Jakarta (ANTARA News) - Komisioner Komnas HAM, Natalis Pigai, menilai perintah penculikan sejumlah aktivis pada 1998 seharusnya dilakukan secara tertulis, karena berdampak sistemik.

Kata dia, seandainya Prabowo Subianto selaku mantan komandan jenderal Kopassus TNI AD --yang dituding bertanggung jawab atas penculikan-- dapat menunjukkan ada perintah tertulis dari atasannya kala itu, citra Prabowo menjadi baik.

"Perintah operasi (penculikan aktivis) seharusnya tertulis karena itu dampaknya sistemik. Yang menjadi persoalan, perintah itu tidak tertulis," kata Pigai, di Jakarta, Selasa.

Sebagai tentara, Prabowo memiliki beberapa atasan; yang langsung adalah Kepala Staf TNI AD, Jenderal TNI (Purnawirawan) Subagyo HS, selanjutnya Menteri Pertahanan Keamanan/Panglima ABRI, Jenderal TNI (Purnawirawan) Wiranto.

Sedangkan ABRI sebagaimana kini TNI, memiliki panglima tertinggi, yaitu presiden (saat itu Soeharto).

Pigai mengatakan, penangkapan aktivis yang pada gilirannya disebut sebagai penculikan itu, kini menjadi sejarah kelam bangsa, sebab penculikan atau pembunuhan, tidak pernah ditolerir dari sudut pandang HAM.

Sebelumnya mantan Asisten Teritorial Kepala Staf TNI AD, Mayor Jenderal (Purnawirawan) Saurip Kadi, angkat bicara mengenai peristiwa penculikan aktivis 1998 disebut-sebut tanggung jawab Prabowo.

Menurut Kadi, untuk menilai sesuatu kasus harus menggunakan norma dan tolak ukur nilai yang dipakai saat itu.

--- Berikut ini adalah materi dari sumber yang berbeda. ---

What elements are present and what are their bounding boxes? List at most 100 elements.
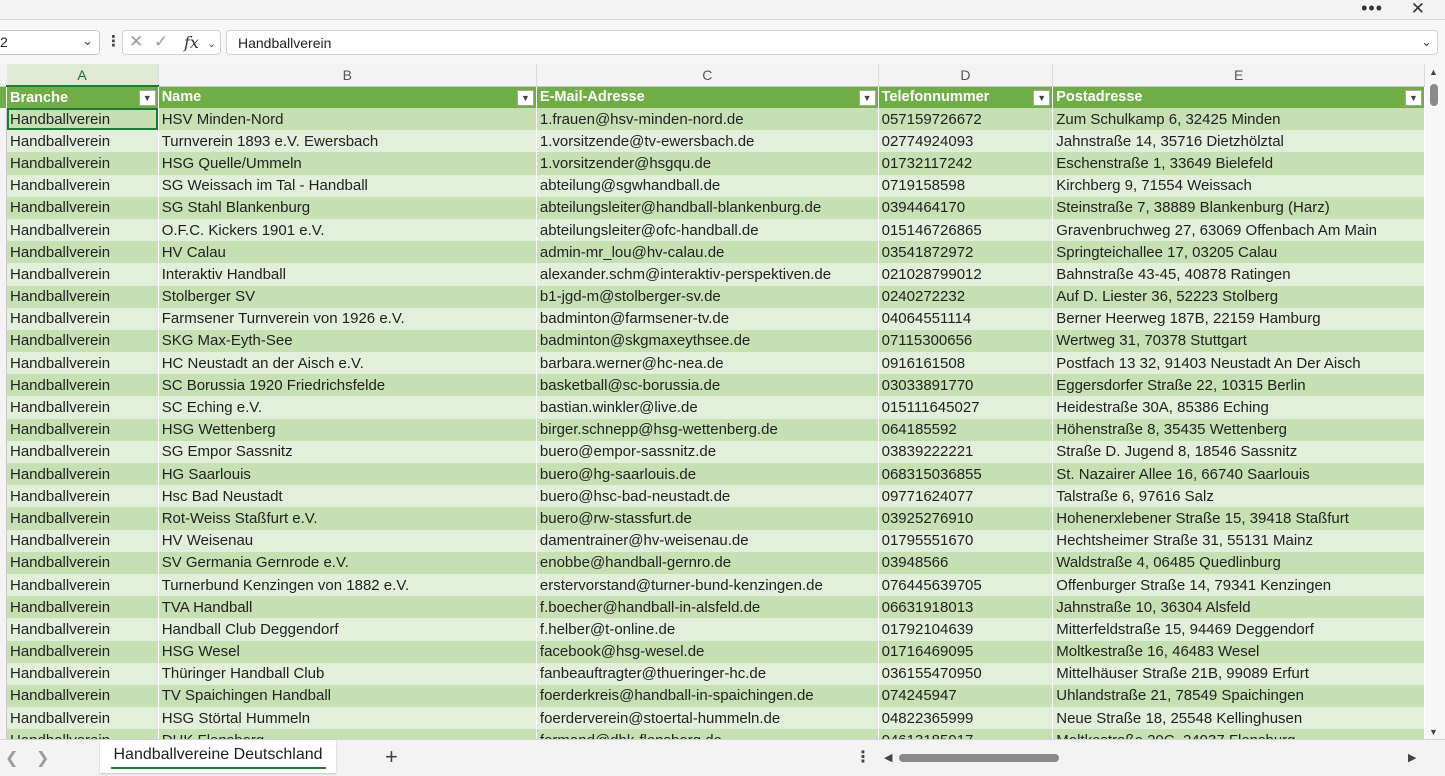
cell-postadresse[interactable]: Straße D. Jugend 8, 18546 Sassnitz (1052, 440, 1425, 463)
cell-name[interactable]: HV Calau (158, 241, 537, 264)
cell-telefon[interactable]: 04064551114 (878, 307, 1054, 330)
cell-email[interactable]: formand@dhk-flensborg.de (536, 729, 879, 739)
cell-email[interactable]: foerderverein@stoertal-hummeln.de (536, 707, 879, 730)
cell-branche[interactable]: Handballverein (6, 307, 159, 330)
cell-branche[interactable]: Handballverein (6, 707, 159, 730)
formula-input[interactable]: Handballverein ⌄ (226, 30, 1438, 55)
cell-branche[interactable]: Handballverein (6, 174, 159, 197)
cell-name[interactable]: HSG Wesel (158, 640, 537, 663)
cell-email[interactable]: buero@rw-stassfurt.de (536, 507, 879, 530)
cell-telefon[interactable]: 036155470950 (878, 662, 1054, 685)
sheet-tab-active[interactable]: Handballvereine Deutschland (100, 740, 336, 773)
cell-branche[interactable]: Handballverein (6, 285, 159, 308)
cell-postadresse[interactable]: Neue Straße 18, 25548 Kellinghusen (1052, 707, 1425, 730)
cell-branche[interactable]: Handballverein (6, 684, 159, 708)
cell-email[interactable]: f.boecher@handball-in-alsfeld.de (536, 596, 879, 619)
cell-branche[interactable]: Handballverein (6, 130, 159, 153)
column-header-b[interactable]: B (158, 64, 537, 87)
cell-postadresse[interactable]: Moltkestraße 16, 46483 Wesel (1052, 640, 1425, 663)
cell-name[interactable]: HSG Störtal Hummeln (158, 707, 537, 730)
chevron-right-icon[interactable]: ❯ (36, 748, 49, 768)
cell-branche[interactable]: Handballverein (6, 218, 159, 242)
cell-telefon[interactable]: 015146726865 (878, 218, 1054, 242)
cancel-icon[interactable]: ✕ (129, 32, 143, 52)
filter-dropdown-icon[interactable]: ▼ (516, 89, 534, 106)
cell-name[interactable]: SC Borussia 1920 Friedrichsfelde (158, 374, 537, 397)
cell-telefon[interactable]: 07115300656 (878, 329, 1054, 353)
cell-telefon[interactable]: 068315036855 (878, 463, 1054, 486)
cell-name[interactable]: HSV Minden-Nord (158, 108, 537, 131)
scroll-left-icon[interactable]: ◀ (884, 751, 892, 764)
cell-postadresse[interactable]: St. Nazairer Allee 16, 66740 Saarlouis (1052, 463, 1425, 486)
cell-name[interactable]: SV Germania Gernrode e.V. (158, 551, 537, 574)
cell-email[interactable]: badminton@farmsener-tv.de (536, 307, 879, 330)
cell-postadresse[interactable]: Gravenbruchweg 27, 63069 Offenbach Am Ma… (1052, 218, 1425, 242)
cell-name[interactable]: DHK Flensborg (158, 729, 537, 739)
cell-postadresse[interactable]: Waldstraße 4, 06485 Quedlinburg (1052, 551, 1425, 574)
cell-email[interactable]: 1.vorsitzende@tv-ewersbach.de (536, 130, 879, 153)
filter-dropdown-icon[interactable]: ▼ (138, 90, 156, 106)
cell-email[interactable]: facebook@hsg-wesel.de (536, 640, 879, 663)
confirm-icon[interactable]: ✓ (154, 32, 168, 52)
column-header-a[interactable]: A (6, 64, 159, 87)
cell-postadresse[interactable]: Eggersdorfer Straße 22, 10315 Berlin (1052, 374, 1425, 397)
cell-name[interactable]: Interaktiv Handball (158, 263, 537, 286)
scroll-up-icon[interactable]: ▲ (1429, 67, 1438, 77)
cell-name[interactable]: Rot-Weiss Staßfurt e.V. (158, 507, 537, 530)
scroll-down-icon[interactable]: ▼ (1429, 727, 1438, 737)
cell-telefon[interactable]: 03948566 (878, 551, 1054, 574)
add-sheet-button[interactable]: + (385, 744, 398, 770)
cell-branche[interactable]: Handballverein (6, 329, 159, 353)
cell-postadresse[interactable]: Höhenstraße 8, 35435 Wettenberg (1052, 418, 1425, 441)
cell-telefon[interactable]: 02774924093 (878, 130, 1054, 153)
cell-postadresse[interactable]: Kirchberg 9, 71554 Weissach (1052, 174, 1425, 197)
scroll-right-icon[interactable]: ▶ (1408, 751, 1416, 764)
cell-email[interactable]: alexander.schm@interaktiv-perspektiven.d… (536, 263, 879, 286)
cell-branche[interactable]: Handballverein (6, 241, 159, 264)
cell-name[interactable]: SG Stahl Blankenburg (158, 196, 537, 219)
cell-name[interactable]: Hsc Bad Neustadt (158, 485, 537, 508)
filter-dropdown-icon[interactable]: ▼ (858, 89, 876, 106)
cell-name[interactable]: Thüringer Handball Club (158, 662, 537, 685)
cell-branche[interactable]: Handballverein (6, 640, 159, 663)
cell-email[interactable]: bastian.winkler@live.de (536, 396, 879, 419)
cell-telefon[interactable]: 04822365999 (878, 707, 1054, 730)
cell-branche[interactable]: Handballverein (6, 352, 159, 375)
filter-dropdown-icon[interactable]: ▼ (1405, 89, 1422, 106)
cell-branche[interactable]: Handballverein (6, 596, 159, 619)
cell-branche[interactable]: Handballverein (6, 507, 159, 530)
cell-postadresse[interactable]: Jahnstraße 14, 35716 Dietzhölztal (1052, 130, 1425, 153)
cell-name[interactable]: Stolberger SV (158, 285, 537, 308)
cell-postadresse[interactable]: Eschenstraße 1, 33649 Bielefeld (1052, 152, 1425, 175)
cell-telefon[interactable]: 064185592 (878, 418, 1054, 441)
cell-telefon[interactable]: 01792104639 (878, 618, 1054, 641)
cell-branche[interactable]: Handballverein (6, 108, 159, 131)
cell-email[interactable]: abteilungsleiter@handball-blankenburg.de (536, 196, 879, 219)
cell-telefon[interactable]: 03839222221 (878, 440, 1054, 463)
cell-email[interactable]: abteilungsleiter@ofc-handball.de (536, 218, 879, 242)
cell-branche[interactable]: Handballverein (6, 152, 159, 175)
cell-email[interactable]: damentrainer@hv-weisenau.de (536, 529, 879, 552)
cell-name[interactable]: Handball Club Deggendorf (158, 618, 537, 641)
cell-name[interactable]: O.F.C. Kickers 1901 e.V. (158, 218, 537, 242)
cell-email[interactable]: 1.vorsitzender@hsgqu.de (536, 152, 879, 175)
cell-telefon[interactable]: 021028799012 (878, 263, 1054, 286)
cell-email[interactable]: f.helber@t-online.de (536, 618, 879, 641)
cell-email[interactable]: enobbe@handball-gernro.de (536, 551, 879, 574)
cell-telefon[interactable]: 09771624077 (878, 485, 1054, 508)
cell-telefon[interactable]: 04613185917 (878, 729, 1054, 739)
cell-postadresse[interactable]: Offenburger Straße 14, 79341 Kenzingen (1052, 573, 1425, 597)
cell-postadresse[interactable]: Bahnstraße 43-45, 40878 Ratingen (1052, 263, 1425, 286)
chevron-down-icon[interactable]: ⌄ (82, 33, 93, 49)
cell-branche[interactable]: Handballverein (6, 573, 159, 597)
cell-postadresse[interactable]: Hohenerxlebener Straße 15, 39418 Staßfur… (1052, 507, 1425, 530)
cell-branche[interactable]: Handballverein (6, 485, 159, 508)
cell-name[interactable]: HSG Quelle/Ummeln (158, 152, 537, 175)
cell-telefon[interactable]: 057159726672 (878, 108, 1054, 131)
cell-postadresse[interactable]: Hechtsheimer Straße 31, 55131 Mainz (1052, 529, 1425, 552)
cell-email[interactable]: admin-mr_lou@hv-calau.de (536, 241, 879, 264)
cell-email[interactable]: buero@hg-saarlouis.de (536, 463, 879, 486)
cell-email[interactable]: erstervorstand@turner-bund-kenzingen.de (536, 573, 879, 597)
cell-name[interactable]: HSG Wettenberg (158, 418, 537, 441)
filter-dropdown-icon[interactable]: ▼ (1033, 89, 1051, 106)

Karena jika dengan nilai kekinian tidak akan relevan.

Kadi menjelaskan, pada era 1998, terdapat status pada Kopassus TNI AD, yakni komando utama pembinaan.

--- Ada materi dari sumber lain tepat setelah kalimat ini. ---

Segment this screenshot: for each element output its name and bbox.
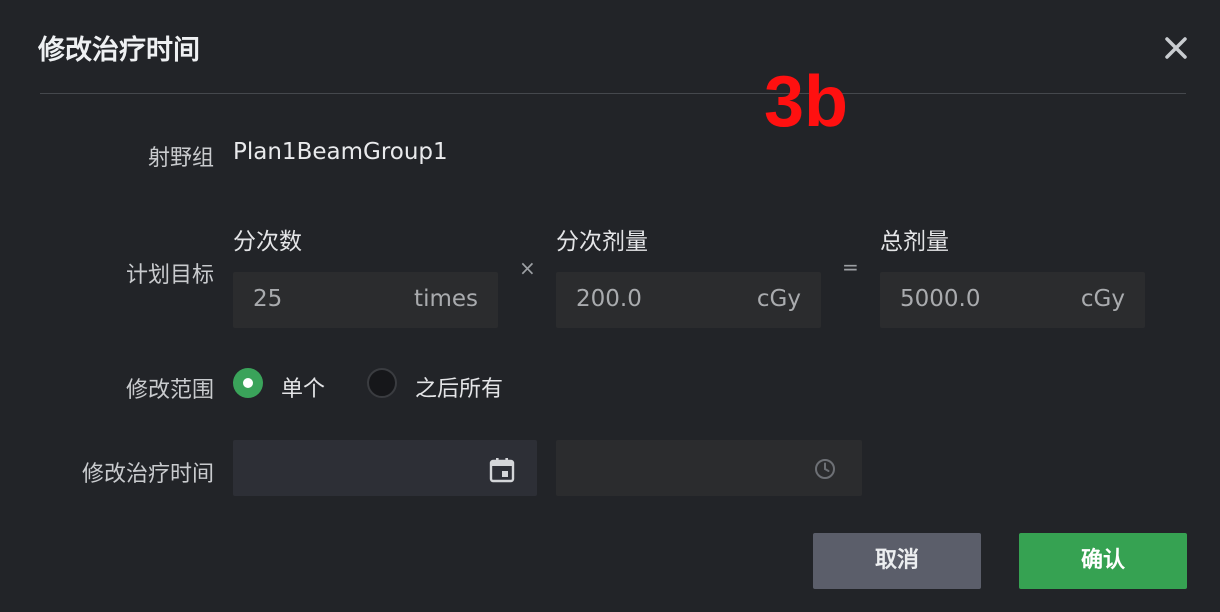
total-dose-field: 5000.0 cGy xyxy=(880,272,1145,328)
beam-group-label: 射野组 xyxy=(147,146,214,171)
dialog-title: 修改治疗时间 xyxy=(38,35,200,66)
fractions-field: 25 times xyxy=(233,272,498,328)
calendar-icon[interactable] xyxy=(489,457,515,483)
clock-icon[interactable] xyxy=(814,458,836,480)
total-dose-label: 总剂量 xyxy=(880,229,949,255)
scope-single-radio[interactable] xyxy=(233,368,263,398)
fraction-dose-unit: cGy xyxy=(756,286,801,312)
scope-all-after-radio[interactable] xyxy=(367,368,397,398)
fractions-value: 25 xyxy=(253,286,283,312)
plan-target-label: 计划目标 xyxy=(125,263,214,288)
date-input[interactable] xyxy=(233,440,537,496)
modify-treatment-time-dialog: 修改治疗时间 3b 射野组 Plan1BeamGroup1 计划目标 分次数 2… xyxy=(0,0,1220,612)
confirm-button[interactable]: 确认 xyxy=(1019,533,1187,589)
fraction-dose-value: 200.0 xyxy=(576,286,642,312)
time-input[interactable] xyxy=(556,440,862,496)
scope-single-label[interactable]: 单个 xyxy=(281,371,325,403)
close-icon[interactable] xyxy=(1160,32,1192,64)
total-dose-value: 5000.0 xyxy=(900,286,981,312)
fractions-unit: times xyxy=(414,286,478,312)
cancel-button[interactable]: 取消 xyxy=(813,533,981,589)
title-divider xyxy=(40,93,1186,94)
modify-time-label: 修改治疗时间 xyxy=(81,462,214,487)
beam-group-value: Plan1BeamGroup1 xyxy=(233,139,448,165)
annotation-marker: 3b xyxy=(764,62,849,142)
equals-sign: = xyxy=(842,255,859,279)
fraction-dose-label: 分次剂量 xyxy=(556,229,648,255)
times-sign: × xyxy=(519,256,536,280)
fraction-dose-field: 200.0 cGy xyxy=(556,272,821,328)
close-icon-graphic xyxy=(1165,37,1187,59)
scope-all-after-label[interactable]: 之后所有 xyxy=(415,371,503,403)
fractions-label: 分次数 xyxy=(233,229,302,255)
modify-scope-label: 修改范围 xyxy=(125,378,214,403)
total-dose-unit: cGy xyxy=(1080,286,1125,312)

Sebagai komando utama pembinaan, komandannya hanya bertugas dan berwenang melatih, membina, dan menyiapkan prajurit sampai pada kondisi optimal sesuai keperluan. Sedangkan pada status komando utama operasional, dia hanya bisa digerakkan oleh panglima ABRI/TNI atau presiden.

"Kopassus TNI AD itu khan di komando utama pembinaan, maka tidak berwenang di luar pembinaan, bahkan untuk gerak jalan atau lari saja garnisun setempat harus tahu. Dengan demikian kita bisa menilai penculikan aktivis 1998 oleh Kopassus TNI AD (melalui pembentukan Tim Mawar), posisinya bagaimana," ujar Kadi.

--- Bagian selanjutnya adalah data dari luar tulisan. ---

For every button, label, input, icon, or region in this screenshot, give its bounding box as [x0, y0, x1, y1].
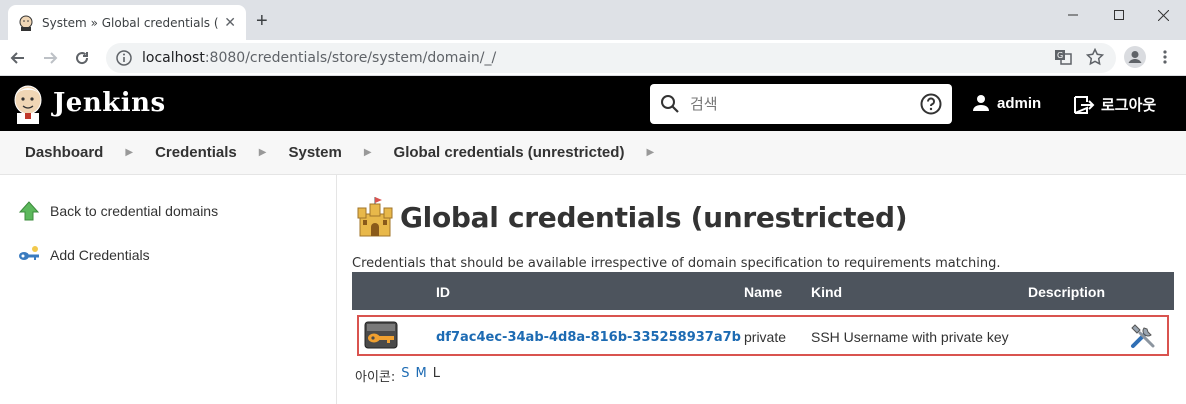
page-description: Credentials that should be available irr… [352, 256, 1001, 271]
bookmark-star-icon[interactable] [1085, 47, 1105, 71]
key-icon [19, 246, 39, 260]
logout-button[interactable]: 로그아웃 [1073, 94, 1156, 115]
new-tab-icon[interactable]: + [256, 10, 268, 33]
reload-icon[interactable] [72, 48, 92, 68]
sidebar-item-label: Back to credential domains [50, 203, 219, 219]
forward-arrow-icon[interactable] [40, 48, 60, 68]
add-credentials-link[interactable]: Add Credentials [18, 244, 150, 266]
jenkins-favicon-icon [19, 15, 33, 31]
up-arrow-icon [18, 201, 40, 221]
icon-size-medium[interactable]: M [416, 366, 427, 385]
search-box[interactable] [650, 84, 952, 124]
credential-id-link[interactable]: df7ac4ec-34ab-4d8a-816b-335258937a7b [436, 330, 741, 345]
svg-text:G: G [1057, 51, 1063, 60]
column-header-id[interactable]: ID [436, 284, 450, 300]
castle-icon [357, 197, 393, 237]
configure-tools-icon[interactable] [1129, 322, 1157, 350]
minimize-window-icon[interactable] [1050, 0, 1096, 30]
tab-title: System » Global credentials (un [42, 15, 219, 30]
breadcrumb-global-credentials[interactable]: Global credentials (unrestricted) [394, 144, 625, 161]
translate-icon[interactable]: G [1054, 48, 1072, 71]
browser-toolbar: localhost:8080/credentials/store/system/… [0, 40, 1186, 76]
logout-label: 로그아웃 [1101, 96, 1157, 114]
page-title: Global credentials (unrestricted) [400, 200, 908, 234]
ssh-key-credential-icon [364, 321, 398, 349]
page-heading: Global credentials (unrestricted) [356, 196, 907, 238]
address-bar[interactable]: localhost:8080/credentials/store/system/… [106, 43, 1116, 73]
jenkins-logo-icon[interactable] [12, 84, 44, 124]
breadcrumb: Dashboard ▶ Credentials ▶ System ▶ Globa… [0, 131, 1186, 175]
profile-avatar-icon[interactable] [1124, 46, 1146, 73]
credential-name: private [744, 329, 787, 345]
maximize-window-icon[interactable] [1096, 0, 1142, 30]
browser-tab[interactable]: System » Global credentials (un ✕ [8, 5, 246, 40]
user-icon [973, 95, 989, 111]
table-row: df7ac4ec-34ab-4d8a-816b-335258937a7b pri… [357, 315, 1169, 356]
icon-size-selector: 아이콘: S M L [355, 366, 440, 385]
logout-icon [1074, 95, 1095, 114]
site-info-icon[interactable] [116, 50, 132, 66]
breadcrumb-system[interactable]: System [288, 144, 341, 161]
browser-tabstrip: System » Global credentials (un ✕ + [0, 0, 1186, 40]
url-text: localhost:8080/credentials/store/system/… [142, 50, 497, 66]
breadcrumb-separator-icon[interactable]: ▶ [259, 147, 267, 158]
close-window-icon[interactable] [1140, 0, 1186, 30]
breadcrumb-separator-icon[interactable]: ▶ [125, 147, 133, 158]
credentials-table: ID Name Kind Description df7ac4ec-34ab-4… [352, 272, 1174, 356]
breadcrumb-credentials[interactable]: Credentials [155, 144, 237, 161]
icon-size-large[interactable]: L [433, 366, 440, 385]
breadcrumb-separator-icon[interactable]: ▶ [364, 147, 372, 158]
credential-kind: SSH Username with private key [811, 329, 1009, 345]
column-header-description[interactable]: Description [1028, 284, 1105, 300]
username: admin [997, 94, 1042, 112]
breadcrumb-dashboard[interactable]: Dashboard [25, 144, 103, 161]
back-arrow-icon[interactable] [8, 48, 28, 68]
table-header: ID Name Kind Description [352, 272, 1174, 310]
search-input[interactable] [690, 95, 910, 113]
icon-size-small[interactable]: S [401, 366, 409, 385]
column-header-kind[interactable]: Kind [811, 284, 842, 300]
column-header-name[interactable]: Name [744, 284, 782, 300]
browser-menu-icon[interactable] [1162, 48, 1168, 71]
search-icon [661, 95, 679, 113]
jenkins-title[interactable]: Jenkins [53, 88, 166, 118]
help-icon[interactable] [920, 93, 942, 115]
jenkins-header: Jenkins admin 로그아웃 [0, 76, 1186, 131]
back-to-credential-domains-link[interactable]: Back to credential domains [18, 200, 218, 222]
sidebar-item-label: Add Credentials [50, 247, 150, 263]
breadcrumb-separator-icon[interactable]: ▶ [646, 147, 654, 158]
close-tab-icon[interactable]: ✕ [224, 14, 236, 31]
user-menu[interactable]: admin [972, 94, 1041, 112]
side-panel: Back to credential domains Add Credentia… [0, 175, 337, 404]
icon-size-label: 아이콘: [355, 370, 396, 385]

Dia menekankan Kopassus TNI AD --di bawah pimpinan Prabowo selaku komandan jenderalnya kala itu-- hanya bisa melakukan operasi (penculikan), apabila mendapatkan perintah dari panglima ABRI (Wiranto) atau presiden (Soeharto).

"Tetapi hal itu dengan catatan apabila dia diperintah bukan oleh atasan langsungnya, maka dia harus melapor ke atasan langsungnya tersebut. Tapi karena Prabowo merasa tidak mendapat perintah dari panglima ABRI kala itu, maka siapa pun yang melakukan, harus dilakukan investigasi," ujar Kadi.

Oleh karena itu, kata Kadi, kala itu Wiranto membentuk Dewan Kehormatan Perwira untuk menginvestigasi Prabowo.

Beberapa pihak menilai hal ini upaya menjegal Prabowo dalam kontestasi Pemilu Presiden 2014.